At first, unless patients had an identical twin with matching tissue types, their immune system would destroy the transplanted cells as foreign, or the transplanted cells would destroy the patient's organs. But Thomas figured out how to use immune suppressant drugs to keep this from happening. And he recognized the importance of matching donors' genetic markers with recipients, helping to inspire the creation of a national bone marrow donor registry, which is how I got my donor.

"Distinguishing the cells of the body that cause graft versus host disease (GVHD) and those that are important to fight leukemia/lymphoma/ tumor (GVL/GVT) has been a major area of research for many years," said Linda Burns, M.D., Vice President and Medical Director of Health Services Research at Be The Match.

At first, unless patients had an identical twin with matching tissue types, their immune system would destroy the transplanted cells as foreign, or the transplanted cells would destroy the patient's organs.

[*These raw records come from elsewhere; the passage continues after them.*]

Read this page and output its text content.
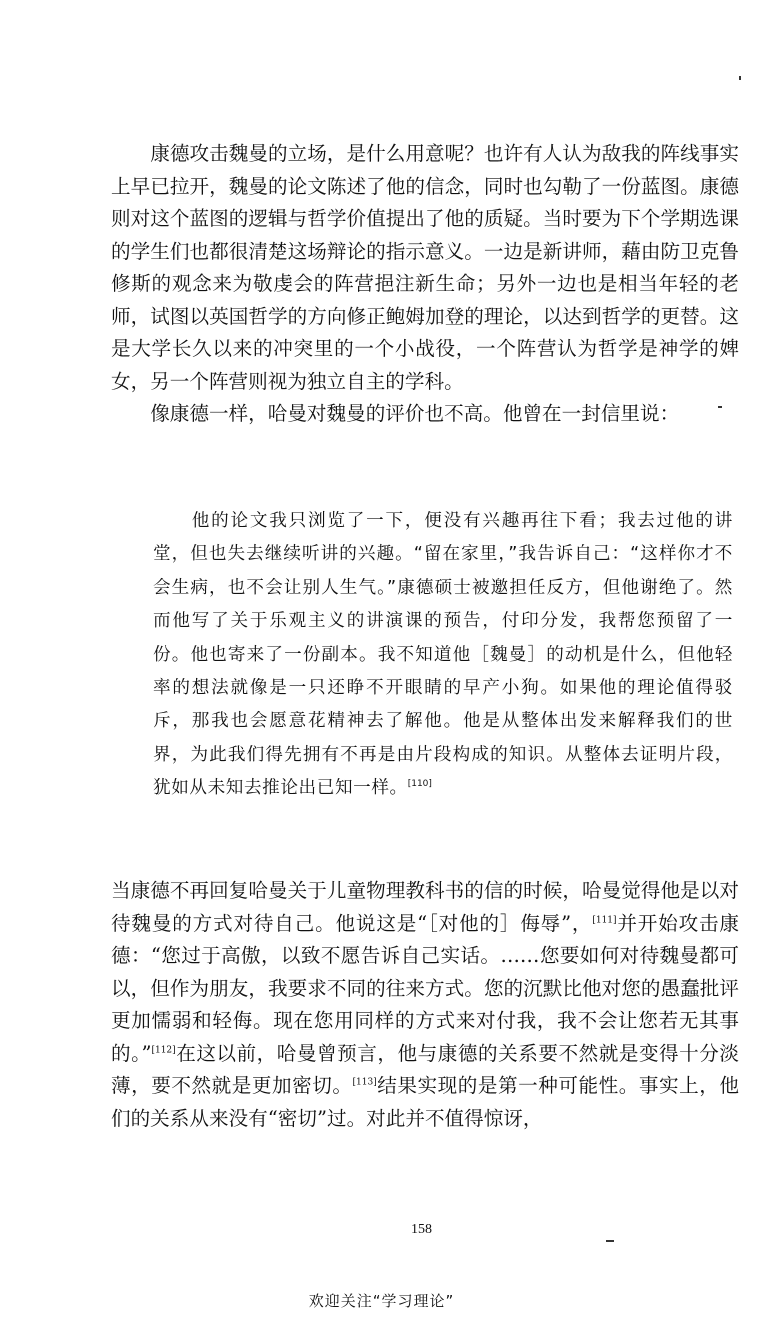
康德攻击魏曼的立场，是什么用意呢？也许有人认为敌我的阵线事实上早已拉开，魏曼的论文陈述了他的信念，同时也勾勒了一份蓝图。康德则对这个蓝图的逻辑与哲学价值提出了他的质疑。当时要为下个学期选课的学生们也都很清楚这场辩论的指示意义。一边是新讲师，藉由防卫克鲁修斯的观念来为敬虔会的阵营挹注新生命；另外一边也是相当年轻的老师，试图以英国哲学的方向修正鲍姆加登的理论，以达到哲学的更替。这是大学长久以来的冲突里的一个小战役，一个阵营认为哲学是神学的婢女，另一个阵营则视为独立自主的学科。

像康德一样，哈曼对魏曼的评价也不高。他曾在一封信里说：

他的论文我只浏览了一下，便没有兴趣再往下看；我去过他的讲堂，但也失去继续听讲的兴趣。“留在家里，”我告诉自己：“这样你才不会生病，也不会让别人生气。”康德硕士被邀担任反方，但他谢绝了。然而他写了关于乐观主义的讲演课的预告，付印分发，我帮您预留了一份。他也寄来了一份副本。我不知道他［魏曼］的动机是什么，但他轻率的想法就像是一只还睁不开眼睛的早产小狗。如果他的理论值得驳斥，那我也会愿意花精神去了解他。他是从整体出发来解释我们的世界，为此我们得先拥有不再是由片段构成的知识。从整体去证明片段，犹如从未知去推论出已知一样。[110]

当康德不再回复哈曼关于儿童物理教科书的信的时候，哈曼觉得他是以对待魏曼的方式对待自己。他说这是“［对他的］侮辱”，[111]并开始攻击康德：“您过于高傲，以致不愿告诉自己实话。……您要如何对待魏曼都可以，但作为朋友，我要求不同的往来方式。您的沉默比他对您的愚蠢批评更加懦弱和轻侮。现在您用同样的方式来对付我，我不会让您若无其事的。”[112]在这以前，哈曼曾预言，他与康德的关系要不然就是变得十分淡薄，要不然就是更加密切。[113]结果实现的是第一种可能性。事实上，他们的关系从来没有“密切”过。对此并不值得惊讶，

158
欢迎关注“学习理论”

"Scientists have a better understanding now of how to prevent GVHD and maintain the graft's ability to fight any residual cancer cells," she continued in an email. "Clinical research studies are ongoing in this area, including ones that select the cells from the graft that are critical, as well as ones that incorporate chemotherapy or immunotherapy to reduce GVHD while maintaining the GVL/GVT effect and hence prevent relapse."

As I wrote in my New York Times Lives essay, I got leukemia in 2003. I had chemotherapy and a transplant that year but relapsed twice, leading to my fourth transplant eight years ago.

Fixing one problem often creates another. I take prednisone to help control my GVHD. But prednisone suppresses the immune system, leading to multiple squamous cell skin cancers, some needing surgery. Prednisone also weakens your muscles; when I was originally on higher doses than the 1 milligram I take now, I could barely stand up and sit down in a chair, and I fell more than once. And GVHD of the skin caused my abdomen to harden like a bowling ball, my hands to puff up and the skin on my thighs to resemble bubble wrap.

I didn't realize how much my skin had already tightened until I began a treatment called extracorporeal photopheresis, or ECP. This entails lying still for three hours with a big needle in your arm while a machine draws your blood out through a tube. The white cells are separated, exposed to UV light and returned with their DNA altered to calm them down.

When I started a year and half ago, I went twice a week for three months, gradually cutting back to every other week as my skin started to soften. The closest center where I can get this done is 90 miles from me. It is almost a part-time job.

Sometimes the needle, like all the side effects, hits a nerve. But mostly I can't complain. Back in 2003, I didn't even know if I would make it to my oldest son's high school graduation that year. But I did. I also saw my three children graduate from college and welcomed a baby granddaughter into the world. Being a chimera is a small price to pay.